Dabei komme ich gerade „frisch“ aus der Dusche, wie man so schön sagt. Wie „Frisch aus dem TK“, dabei ömmelt das da drin doch auch ewig rum. Ich ömmel auch gerne ewig rum, unter der Dusche. Regendusche an der Decke, da könnte ich ewig drunterstehen. Warmer Regen.

Das große Badezimmer war auch der Hauptgrund warum ich diese Wohnung hier unbedingt haben wollte, für mich und meine zwei Mädels: 3 Frauen-WG, für jeden ein Zimmer plus Wohnküche, Wohnzimmer, Wohnbad. Gut zum Wohnen. Wohlfühlwohnen, ich wohne sehr gerne hier, meine beiden Töchter benötigen noch Zeit.

Manche sagen: Frisch geduscht, wie neu geboren. Ich fühle mich nicht anders als vorher, nur sauberer. Die Luft fühlt sich gut an, auf nackter Haut.

Marika winkt. Von der anderen Straßenseite hinüber, auch 3. OG, gleiche Flughöhe. Nicht mehr als 10 Meter trennen uns. Mit ihrem halber Körper und ihren vollen Busen durchs halb geöffnete Fenster gequetscht, Zigarette in der Hand, Kurzhaarfrisur, schaut sich um. Seit fast zwei Jahren wohne ich hier. Seit fast zwei Jahren treffen wir uns regelmäßig, auf gleicher Luftlinie. Marika immer Kippe in der Hand, immer Smalltalk. Meist zuerst übers Wetter. Klingt langweilig aber ist immer sehr nett. Früher Altenpflegerin. Schwerer Beruf. Wichtiger Beruf, ich empfinde Respekt. Jetzt nicht mehr, also ich meine sie ist jetzt nicht mehr im Beruf. Respekt hab ich immer noch, sowieso vor ihr. Wie sie ihr Leben meistert. Ganz alleine. Auch vor mir habe ich Respekt, wie ich mein Leben meistere, alleine, zu dritt.

Marika hat nen Tick. Dieses Tourette-Syndrom. Da hat man Zuckungen von Körpergliedmaßen oder Gesichtsmuskeln, die man nicht steuern kann. Wenn man nervös ist oder aufgeregt, kann ja auch positive Aufregung sein, verschlimmern sich die Ticks oft. Marika macht aber auch Geräusche nach und spricht Schimpfwörter laut aus und pfeift oft.

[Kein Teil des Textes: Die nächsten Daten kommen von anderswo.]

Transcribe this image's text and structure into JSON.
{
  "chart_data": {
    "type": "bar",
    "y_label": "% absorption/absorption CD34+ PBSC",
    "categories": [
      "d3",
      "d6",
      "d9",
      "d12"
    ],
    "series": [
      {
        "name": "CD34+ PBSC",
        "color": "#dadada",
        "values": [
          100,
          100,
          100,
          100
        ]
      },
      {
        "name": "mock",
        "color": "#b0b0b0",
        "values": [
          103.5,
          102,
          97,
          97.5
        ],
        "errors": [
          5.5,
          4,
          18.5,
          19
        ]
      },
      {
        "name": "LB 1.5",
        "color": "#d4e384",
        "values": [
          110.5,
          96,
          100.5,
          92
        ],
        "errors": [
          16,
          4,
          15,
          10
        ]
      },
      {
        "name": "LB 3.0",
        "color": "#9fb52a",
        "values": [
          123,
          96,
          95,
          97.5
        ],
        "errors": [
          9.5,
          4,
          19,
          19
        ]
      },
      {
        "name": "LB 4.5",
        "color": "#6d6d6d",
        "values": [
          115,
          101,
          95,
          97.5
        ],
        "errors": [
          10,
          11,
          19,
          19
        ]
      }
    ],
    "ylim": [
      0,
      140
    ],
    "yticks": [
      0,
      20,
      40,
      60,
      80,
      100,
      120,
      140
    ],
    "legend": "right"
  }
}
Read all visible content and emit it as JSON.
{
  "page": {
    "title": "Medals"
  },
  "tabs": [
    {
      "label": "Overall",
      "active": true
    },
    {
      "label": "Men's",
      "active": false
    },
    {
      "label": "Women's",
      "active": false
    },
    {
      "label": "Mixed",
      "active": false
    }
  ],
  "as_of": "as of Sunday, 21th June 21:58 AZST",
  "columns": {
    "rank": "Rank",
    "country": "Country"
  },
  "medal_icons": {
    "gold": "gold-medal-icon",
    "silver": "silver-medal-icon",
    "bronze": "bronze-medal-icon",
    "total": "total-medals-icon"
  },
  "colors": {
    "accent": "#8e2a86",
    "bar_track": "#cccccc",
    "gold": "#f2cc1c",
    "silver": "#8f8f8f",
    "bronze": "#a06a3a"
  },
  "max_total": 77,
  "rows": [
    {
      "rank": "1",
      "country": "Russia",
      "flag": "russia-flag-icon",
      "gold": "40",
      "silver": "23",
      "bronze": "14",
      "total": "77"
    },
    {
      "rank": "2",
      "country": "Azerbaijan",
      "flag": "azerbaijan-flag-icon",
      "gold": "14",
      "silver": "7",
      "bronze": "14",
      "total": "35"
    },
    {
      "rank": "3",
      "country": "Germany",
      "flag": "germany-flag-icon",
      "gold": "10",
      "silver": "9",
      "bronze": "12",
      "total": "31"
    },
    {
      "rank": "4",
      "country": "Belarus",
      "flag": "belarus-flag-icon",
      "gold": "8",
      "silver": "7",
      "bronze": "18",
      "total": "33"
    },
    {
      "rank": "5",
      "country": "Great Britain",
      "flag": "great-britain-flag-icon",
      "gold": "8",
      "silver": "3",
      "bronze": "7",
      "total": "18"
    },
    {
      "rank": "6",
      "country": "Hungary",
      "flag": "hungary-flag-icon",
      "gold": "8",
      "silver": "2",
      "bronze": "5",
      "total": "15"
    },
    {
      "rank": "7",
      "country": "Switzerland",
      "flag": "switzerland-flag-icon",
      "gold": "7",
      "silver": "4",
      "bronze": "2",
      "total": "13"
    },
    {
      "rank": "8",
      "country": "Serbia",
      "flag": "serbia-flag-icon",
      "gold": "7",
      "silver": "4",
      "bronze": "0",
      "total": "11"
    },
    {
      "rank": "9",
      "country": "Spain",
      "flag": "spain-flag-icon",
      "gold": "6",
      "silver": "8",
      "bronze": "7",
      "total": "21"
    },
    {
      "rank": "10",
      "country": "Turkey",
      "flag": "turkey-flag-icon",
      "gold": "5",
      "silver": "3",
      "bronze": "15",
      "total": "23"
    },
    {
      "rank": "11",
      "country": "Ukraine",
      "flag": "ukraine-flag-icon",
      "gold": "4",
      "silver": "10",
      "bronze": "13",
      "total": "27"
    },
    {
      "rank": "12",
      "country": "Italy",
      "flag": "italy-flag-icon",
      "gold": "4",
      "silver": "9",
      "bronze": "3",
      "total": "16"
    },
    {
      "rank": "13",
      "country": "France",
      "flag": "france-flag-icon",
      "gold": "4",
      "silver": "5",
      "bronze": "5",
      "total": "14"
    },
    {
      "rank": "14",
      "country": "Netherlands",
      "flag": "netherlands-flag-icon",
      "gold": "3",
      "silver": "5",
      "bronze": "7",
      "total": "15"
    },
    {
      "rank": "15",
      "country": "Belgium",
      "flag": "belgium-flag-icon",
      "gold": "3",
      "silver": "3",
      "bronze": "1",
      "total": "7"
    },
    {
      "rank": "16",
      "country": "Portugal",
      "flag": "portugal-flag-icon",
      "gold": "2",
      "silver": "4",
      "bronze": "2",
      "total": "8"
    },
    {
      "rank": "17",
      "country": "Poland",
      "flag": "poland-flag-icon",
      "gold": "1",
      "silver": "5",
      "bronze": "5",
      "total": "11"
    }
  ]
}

Das hat ihr auch ihren Beruf gekostet. Es wurde immer schlimmer sagt sie, bis es eben nicht mehr ging. Arbeitsunfähig, gesellschaftsunfähig,
ausgegliedert, aussortiert, funktionsunfähig. Invaliden-Rente.

Am Anfang war ich erstmal, sagen wir mal, irritiert: „Schlampe!! Guten Morgen Laura! Schau mal, da hinten ist die Sonne….fick Dich Sonne!“

Jetzt habe ich mich daran gewöhnt und sie mag es, glaube ich, dass ich damit umgehen kann. Selber Schlampe, denke ich, und da hinten ist die Sonne, die sich fickt. Ich grinse in mich rein.

Eigentlich befreiend. Sie darf über die ganze Straße Schimpfwörter schreien oder was Sache ist, sie macht es ja nicht mit Absicht, und sie will das ja auch eigentlich garnicht, ist ja nicht so dass sie so denkt! Und die Sonne ist ja auch nicht immer am Ficken.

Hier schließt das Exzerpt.